The headless horseman of Whitmire in Hall County, sometimes heard rather than seen, who rides straight at his victims before disappearing; the pillar on Broad Street, Augusta, to which slaves were once chained and which causes the death of anyone who attempts to remove it; the phantom of Edwin Booth, brother of Abraham Lincoln's asassin, in Springer Opera House, Columbus; the vengeful old woman who at night led several unsuspecting Native Americans to their doom at Toccoa Falls; the Natchez princess Nacoochee, who killed herself for love and who is said to be interred with her paramour in the eponymous Nacoochee Mound; a cave, near the source of the Hiwassee River, containing many human skulls whose former owners haunted a farmer, who had foolishly removed them, until he wisely put them back; the elderly woman whose ghost haunts the grand, antebellum Hay House in Macon; and Altamaha-ha, the green sea serpent that haunts the area near the Altamaha River estuary, are other legendary tales of ghosts and haunted places in Georgia.
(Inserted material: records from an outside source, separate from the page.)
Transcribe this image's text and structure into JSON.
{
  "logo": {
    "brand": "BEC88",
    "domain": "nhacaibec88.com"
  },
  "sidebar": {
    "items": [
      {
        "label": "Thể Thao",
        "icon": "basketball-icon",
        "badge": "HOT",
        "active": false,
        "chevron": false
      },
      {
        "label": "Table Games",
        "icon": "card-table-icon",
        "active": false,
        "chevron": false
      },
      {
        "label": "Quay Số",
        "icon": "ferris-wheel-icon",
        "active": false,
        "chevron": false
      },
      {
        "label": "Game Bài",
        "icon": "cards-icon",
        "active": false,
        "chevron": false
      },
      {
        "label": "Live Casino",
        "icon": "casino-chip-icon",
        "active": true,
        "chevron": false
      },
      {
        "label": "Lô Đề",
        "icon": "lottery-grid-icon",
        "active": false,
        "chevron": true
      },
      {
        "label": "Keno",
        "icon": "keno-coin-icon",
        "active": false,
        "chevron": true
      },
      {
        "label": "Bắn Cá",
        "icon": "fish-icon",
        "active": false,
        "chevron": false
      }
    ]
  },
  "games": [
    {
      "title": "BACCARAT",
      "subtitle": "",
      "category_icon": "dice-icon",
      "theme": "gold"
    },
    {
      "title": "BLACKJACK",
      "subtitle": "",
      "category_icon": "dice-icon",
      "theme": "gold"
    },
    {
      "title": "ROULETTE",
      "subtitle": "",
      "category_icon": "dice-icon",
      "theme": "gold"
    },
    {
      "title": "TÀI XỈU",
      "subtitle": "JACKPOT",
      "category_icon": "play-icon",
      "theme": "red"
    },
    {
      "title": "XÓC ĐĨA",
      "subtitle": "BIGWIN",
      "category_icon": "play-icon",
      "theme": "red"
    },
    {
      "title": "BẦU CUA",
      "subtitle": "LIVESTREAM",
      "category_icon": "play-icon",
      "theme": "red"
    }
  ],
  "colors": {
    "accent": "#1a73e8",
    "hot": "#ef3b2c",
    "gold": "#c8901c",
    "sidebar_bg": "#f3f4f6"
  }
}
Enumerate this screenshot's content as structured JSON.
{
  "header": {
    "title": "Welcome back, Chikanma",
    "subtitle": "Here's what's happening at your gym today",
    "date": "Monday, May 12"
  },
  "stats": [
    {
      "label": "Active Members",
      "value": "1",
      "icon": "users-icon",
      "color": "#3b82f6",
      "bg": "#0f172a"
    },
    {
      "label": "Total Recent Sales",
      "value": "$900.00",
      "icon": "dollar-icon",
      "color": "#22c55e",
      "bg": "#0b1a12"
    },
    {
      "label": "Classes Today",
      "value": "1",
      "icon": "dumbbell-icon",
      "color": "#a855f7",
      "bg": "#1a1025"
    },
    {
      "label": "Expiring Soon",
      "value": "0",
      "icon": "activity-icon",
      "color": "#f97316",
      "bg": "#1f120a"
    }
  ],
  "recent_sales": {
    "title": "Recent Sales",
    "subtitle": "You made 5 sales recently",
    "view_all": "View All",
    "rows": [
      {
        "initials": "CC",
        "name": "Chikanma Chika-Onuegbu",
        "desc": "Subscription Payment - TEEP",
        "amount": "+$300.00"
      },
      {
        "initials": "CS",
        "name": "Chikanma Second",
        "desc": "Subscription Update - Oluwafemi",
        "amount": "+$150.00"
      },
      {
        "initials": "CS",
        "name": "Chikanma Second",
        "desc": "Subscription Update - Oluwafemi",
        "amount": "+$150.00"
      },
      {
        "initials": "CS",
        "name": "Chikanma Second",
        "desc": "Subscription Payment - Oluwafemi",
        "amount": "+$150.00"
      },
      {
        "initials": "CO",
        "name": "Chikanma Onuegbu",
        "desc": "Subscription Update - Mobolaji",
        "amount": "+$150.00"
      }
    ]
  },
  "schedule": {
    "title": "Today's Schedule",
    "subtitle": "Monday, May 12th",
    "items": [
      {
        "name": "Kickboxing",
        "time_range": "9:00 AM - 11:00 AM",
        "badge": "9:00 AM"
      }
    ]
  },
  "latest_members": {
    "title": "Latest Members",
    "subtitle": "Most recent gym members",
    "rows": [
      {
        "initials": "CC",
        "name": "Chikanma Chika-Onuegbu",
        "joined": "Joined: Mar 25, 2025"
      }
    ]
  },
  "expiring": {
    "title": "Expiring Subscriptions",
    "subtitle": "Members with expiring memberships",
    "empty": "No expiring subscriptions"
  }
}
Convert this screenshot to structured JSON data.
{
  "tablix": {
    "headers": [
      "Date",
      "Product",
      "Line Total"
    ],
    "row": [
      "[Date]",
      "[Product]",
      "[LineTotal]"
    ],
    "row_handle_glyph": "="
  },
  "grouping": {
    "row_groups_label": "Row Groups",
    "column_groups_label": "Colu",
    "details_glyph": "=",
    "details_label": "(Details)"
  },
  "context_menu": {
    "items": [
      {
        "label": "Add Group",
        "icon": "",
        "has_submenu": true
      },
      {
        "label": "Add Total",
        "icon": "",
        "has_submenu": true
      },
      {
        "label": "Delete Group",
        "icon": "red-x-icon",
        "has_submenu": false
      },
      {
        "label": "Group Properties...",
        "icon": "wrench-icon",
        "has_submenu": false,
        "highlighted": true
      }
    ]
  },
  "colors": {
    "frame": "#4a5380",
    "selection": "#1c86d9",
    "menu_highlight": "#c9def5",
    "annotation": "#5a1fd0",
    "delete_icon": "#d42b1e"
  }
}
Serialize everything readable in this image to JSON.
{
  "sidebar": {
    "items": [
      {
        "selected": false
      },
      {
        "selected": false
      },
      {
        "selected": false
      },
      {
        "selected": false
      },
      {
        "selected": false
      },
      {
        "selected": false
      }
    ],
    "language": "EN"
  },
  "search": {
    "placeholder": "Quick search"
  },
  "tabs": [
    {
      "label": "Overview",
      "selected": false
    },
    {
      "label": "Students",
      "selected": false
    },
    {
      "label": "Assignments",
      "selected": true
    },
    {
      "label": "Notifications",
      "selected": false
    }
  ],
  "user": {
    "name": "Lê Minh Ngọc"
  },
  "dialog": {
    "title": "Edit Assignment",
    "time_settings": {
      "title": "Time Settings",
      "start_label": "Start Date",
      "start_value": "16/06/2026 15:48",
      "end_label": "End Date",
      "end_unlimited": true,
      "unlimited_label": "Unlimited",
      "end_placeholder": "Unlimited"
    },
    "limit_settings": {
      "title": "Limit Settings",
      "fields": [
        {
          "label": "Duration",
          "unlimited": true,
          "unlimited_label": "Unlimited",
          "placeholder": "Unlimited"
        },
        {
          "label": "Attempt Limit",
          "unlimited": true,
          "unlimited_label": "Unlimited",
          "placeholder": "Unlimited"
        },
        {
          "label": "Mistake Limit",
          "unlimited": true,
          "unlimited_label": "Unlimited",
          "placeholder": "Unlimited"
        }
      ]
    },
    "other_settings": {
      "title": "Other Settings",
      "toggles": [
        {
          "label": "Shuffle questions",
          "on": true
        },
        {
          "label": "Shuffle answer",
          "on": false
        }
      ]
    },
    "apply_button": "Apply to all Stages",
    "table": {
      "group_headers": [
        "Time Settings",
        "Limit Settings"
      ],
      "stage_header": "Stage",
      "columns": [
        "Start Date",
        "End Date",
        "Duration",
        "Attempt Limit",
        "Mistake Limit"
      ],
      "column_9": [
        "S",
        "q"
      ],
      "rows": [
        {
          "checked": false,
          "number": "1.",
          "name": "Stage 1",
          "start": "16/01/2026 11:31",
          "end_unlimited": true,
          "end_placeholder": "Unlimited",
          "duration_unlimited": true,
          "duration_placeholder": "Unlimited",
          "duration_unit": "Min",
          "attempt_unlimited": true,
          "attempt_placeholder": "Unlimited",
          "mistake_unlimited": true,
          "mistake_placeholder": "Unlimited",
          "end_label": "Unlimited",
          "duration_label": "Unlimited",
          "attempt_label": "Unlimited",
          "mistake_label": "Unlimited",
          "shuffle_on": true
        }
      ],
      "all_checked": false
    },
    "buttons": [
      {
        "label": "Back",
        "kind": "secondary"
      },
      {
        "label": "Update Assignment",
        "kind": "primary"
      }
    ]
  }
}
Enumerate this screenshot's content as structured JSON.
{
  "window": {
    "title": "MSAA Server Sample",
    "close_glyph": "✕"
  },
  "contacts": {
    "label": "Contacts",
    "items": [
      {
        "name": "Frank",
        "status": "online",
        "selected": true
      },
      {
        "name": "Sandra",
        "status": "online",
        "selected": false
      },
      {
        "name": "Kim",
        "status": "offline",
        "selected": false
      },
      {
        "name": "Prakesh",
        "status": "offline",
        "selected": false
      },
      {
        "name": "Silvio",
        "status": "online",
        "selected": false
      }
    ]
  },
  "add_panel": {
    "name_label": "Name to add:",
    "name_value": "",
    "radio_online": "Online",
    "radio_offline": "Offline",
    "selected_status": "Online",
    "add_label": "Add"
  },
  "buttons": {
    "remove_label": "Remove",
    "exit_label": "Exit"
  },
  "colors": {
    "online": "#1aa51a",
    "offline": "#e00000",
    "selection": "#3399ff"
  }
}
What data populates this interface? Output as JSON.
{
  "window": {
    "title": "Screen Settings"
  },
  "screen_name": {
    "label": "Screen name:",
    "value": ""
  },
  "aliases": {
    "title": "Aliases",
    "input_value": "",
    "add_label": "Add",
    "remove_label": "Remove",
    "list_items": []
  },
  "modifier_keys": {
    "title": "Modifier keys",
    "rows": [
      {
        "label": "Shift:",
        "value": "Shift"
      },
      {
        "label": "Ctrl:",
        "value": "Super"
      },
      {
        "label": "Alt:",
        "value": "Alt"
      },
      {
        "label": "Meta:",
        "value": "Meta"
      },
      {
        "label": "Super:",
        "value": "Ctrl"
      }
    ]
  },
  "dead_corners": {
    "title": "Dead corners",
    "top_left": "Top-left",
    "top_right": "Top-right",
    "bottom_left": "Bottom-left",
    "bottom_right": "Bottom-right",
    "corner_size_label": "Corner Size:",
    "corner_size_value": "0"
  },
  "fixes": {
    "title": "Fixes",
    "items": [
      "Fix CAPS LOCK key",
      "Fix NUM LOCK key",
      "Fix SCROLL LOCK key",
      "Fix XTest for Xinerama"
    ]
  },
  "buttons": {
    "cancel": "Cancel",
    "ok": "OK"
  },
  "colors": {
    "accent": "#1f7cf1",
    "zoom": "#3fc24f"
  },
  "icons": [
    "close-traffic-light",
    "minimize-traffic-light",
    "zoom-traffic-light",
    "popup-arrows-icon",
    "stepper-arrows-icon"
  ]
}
So you want to see America. Be as familiar with famous places as you might like to be with famous people. Kansas City, Washington DC, Boston, Philadelphia, Santa Fe, Phoenix, Lake Tahoe, Sitka, Fairbanks, Atlantic City, Honolulu, San Diego, Indianapolis, Albuquerque, Atlanta, Corpus Christi, Salt Lake City, Seattle, Dallas, Miami, Skagway, Anchorage, San Francisco, Detroit, Minneapolis, New York, Juneau, Fort Lauderdale, Chicago, New Orleans, Los Angeles, St Louis, Houston, Las Vegas, Savannah and Sacramento. If you have seen those cities, you have at least seen the most famous ones in the USA. Visiting all fifty states is something that even most Americans cannot manage but it is possible to visit those cities, as well as other iconic destinations such as The beach at Waikiki in Hawaii, the Okefenokee Swamp, the Ozarks, the Grand Canyon, Mount Rushmore, Native American nations such as the Navajo and the Hopi, Niagara Falls, the Everglades, Marvellous scenery and sea life in Kenai Fjords National Park, Yellowstone National Park, the California coastline, Hawaiian volcanoes such as Mauna Loa, Bryce Canyon, the Arctic wilderness of Alaska, Route 66, the Florida Keys, Mount Rainier National Park, the Appalachians, Yosemite National Park, the wild west town of Tombstone, Glacier Bay National Park, the Disney resorts, the plantations and bayous of the Mississippi Delta, the Adirondacks, rodeos and Mount McKinley and fabulous wildlife in Denali National Park. Casually mentioning places that you have visited can be as impressive as mentioning the names of celebrities that you have met. We at camelopard.com wish you a pleasant journey in the USA.